Brief

UPDATE: Trump repeals DOL 'blacklisting' rule

UPDATE: President Donald Trump signed legislation Monday repealing the Department of Labor's Fair Pay and Safe Workplaces Act, also known as the "blacklisting" rule, according to The Hill.

The Associated Builders and Contractors cheered Trump's move. "The rule violated the due process rights of contractors by forcing them to report mere allegations of misconduct — which are often frivolous and filed with nefarious intentions by special interest groups — the same as fully adjudicated violations," the ABC said in a release.

Dive Brief:

  • Following a move by the U.S. House of Representatives in February, the U.S. Senate voted 49 to 48 without amendment on March 6 to approve a resolution to repeal the Department of Labor’s Fair Pay and Safe Workplaces Act. 

  • Dubbed the "blacklisting" rule, the Obama-era regulation would require contractors bidding on federal construction projects over $500,000 to submit their history of labor compliance to the DOL for review.

  • The House and Senate used the Congressional Review Act to pass the measure, with Rep.
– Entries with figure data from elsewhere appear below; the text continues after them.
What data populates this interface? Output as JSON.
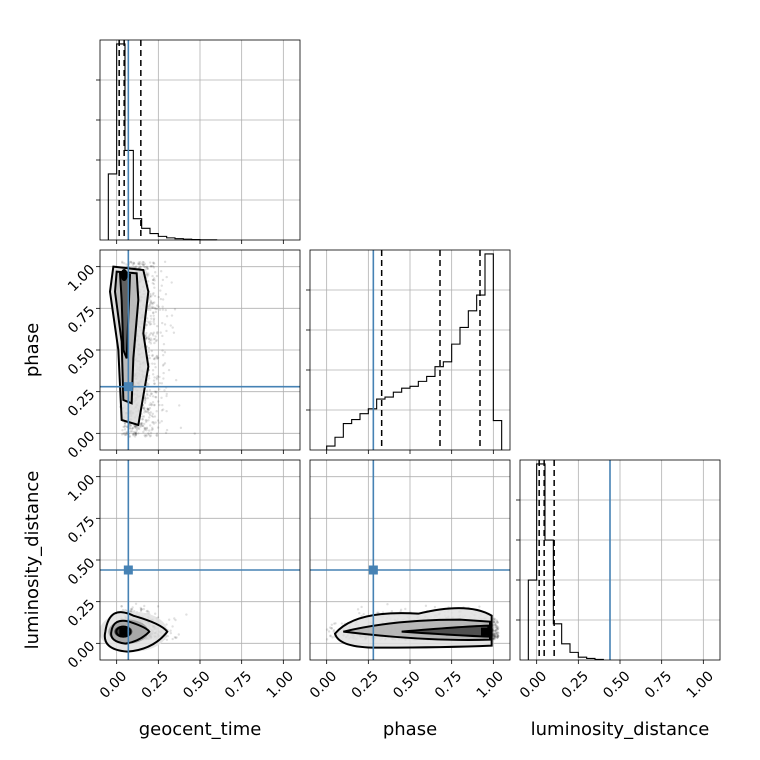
{
  "chart_data": {
    "type": "scatter",
    "kind": "corner-plot",
    "parameters": [
      "geocent_time",
      "phase",
      "luminosity_distance"
    ],
    "axis_range": [
      -0.1,
      1.1
    ],
    "ticks": [
      0.0,
      0.25,
      0.5,
      0.75,
      1.0
    ],
    "tick_labels": [
      "0.00",
      "0.25",
      "0.50",
      "0.75",
      "1.00"
    ],
    "grid": true,
    "truths": {
      "geocent_time": 0.07,
      "phase": 0.28,
      "luminosity_distance": 0.44
    },
    "colors": {
      "truth": "#4682b4",
      "lines": "#000000",
      "grid": "#b0b0b0",
      "points": "#000000"
    },
    "marginals": [
      {
        "parameter": "geocent_time",
        "bin_edges": [
          -0.05,
          0.0,
          0.05,
          0.1,
          0.15,
          0.2,
          0.25,
          0.3,
          0.35,
          0.4,
          0.45,
          0.5,
          0.55,
          0.6
        ],
        "counts": [
          0.31,
          0.92,
          0.42,
          0.1,
          0.055,
          0.03,
          0.017,
          0.01,
          0.006,
          0.004,
          0.002,
          0.001,
          0.001
        ],
        "quantiles": [
          0.015,
          0.045,
          0.145
        ]
      },
      {
        "parameter": "phase",
        "bin_edges": [
          0.0,
          0.05,
          0.1,
          0.15,
          0.2,
          0.25,
          0.3,
          0.35,
          0.4,
          0.45,
          0.5,
          0.55,
          0.6,
          0.65,
          0.7,
          0.75,
          0.8,
          0.85,
          0.9,
          0.95,
          1.0,
          1.05
        ],
        "counts": [
          0.04,
          0.13,
          0.27,
          0.31,
          0.37,
          0.42,
          0.52,
          0.54,
          0.59,
          0.63,
          0.65,
          0.7,
          0.75,
          0.85,
          0.9,
          1.08,
          1.25,
          1.42,
          1.58,
          2.0,
          0.3
        ],
        "quantiles": [
          0.33,
          0.68,
          0.92
        ]
      },
      {
        "parameter": "luminosity_distance",
        "bin_edges": [
          -0.05,
          0.0,
          0.05,
          0.1,
          0.15,
          0.2,
          0.25,
          0.3,
          0.35,
          0.4
        ],
        "counts": [
          0.42,
          1.03,
          0.63,
          0.19,
          0.085,
          0.04,
          0.015,
          0.008,
          0.003
        ],
        "quantiles": [
          0.015,
          0.045,
          0.105
        ]
      }
    ],
    "joint": [
      {
        "x": "geocent_time",
        "y": "phase",
        "scatter_center": [
          0.15,
          0.5
        ],
        "scatter_spread": [
          0.12,
          0.3
        ],
        "mode": [
          0.04,
          0.95
        ]
      },
      {
        "x": "geocent_time",
        "y": "luminosity_distance",
        "scatter_center": [
          0.15,
          0.07
        ],
        "scatter_spread": [
          0.1,
          0.06
        ],
        "mode": [
          0.04,
          0.07
        ]
      },
      {
        "x": "phase",
        "y": "luminosity_distance",
        "scatter_center": [
          0.6,
          0.08
        ],
        "scatter_spread": [
          0.28,
          0.06
        ],
        "mode": [
          0.95,
          0.07
        ]
      }
    ]
  }
}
Virginia Foxx, R-NC, putting forth the resolution in the House and Ron Johnson, R-WI, doing the same in the Senate. Both houses had 60 days to review and reject the rule to make the appeal official.

Dive Insight:

While unions and labor groups supported the legislation, construction industry associations pushed back. The Associated Builders and Contractors led the legal charge against the measure, saying the rule violated their members’ First Amendment rights by requiring them to disclose compliance information. They also cited the cost of implementation as a barrier to smaller contractors seeking to compete on federal jobs.

Advocates include the AFL-CIO, which said the rule will enforce accountability with taxpayer dollars.

Safety — along with the standards and regulations meant to maintain it on job sites — has long been a point of contention between union and nonunion organizations in the construction industry.

New York City, as one example, has increased its safety enforcement efforts in response to an uptick in accidents and injuries on job sites there and is considering further measures. The city’s Committee on Housing and Buildings is pushing the city to categorize construction safety incidents based on whether those involved were members of union or nonunion organizations. 

Union leaders contend their job sites are safer than nonunion sites because of the training the former requires. Critics of the union defense say proposals like the one put forth by the Committee on Housing and Buildings aim to bolster membership for organized labor groups, which are struggling to maintain their numbers in cities where they’ve traditionally had a strong base.

The FPSW Act met similar resistance as the Occupational Safety and Health Administration’s electronic reporting and recordkeeping rule for its requirement that private companies disclose their safety and accident histories. Critics say compliance would also release competitive operational information such as hours worked. In the case of FPSW Act and the recordkeeping rule, opponents have argued that providing such information out of context could be damaging to companies’ reputations.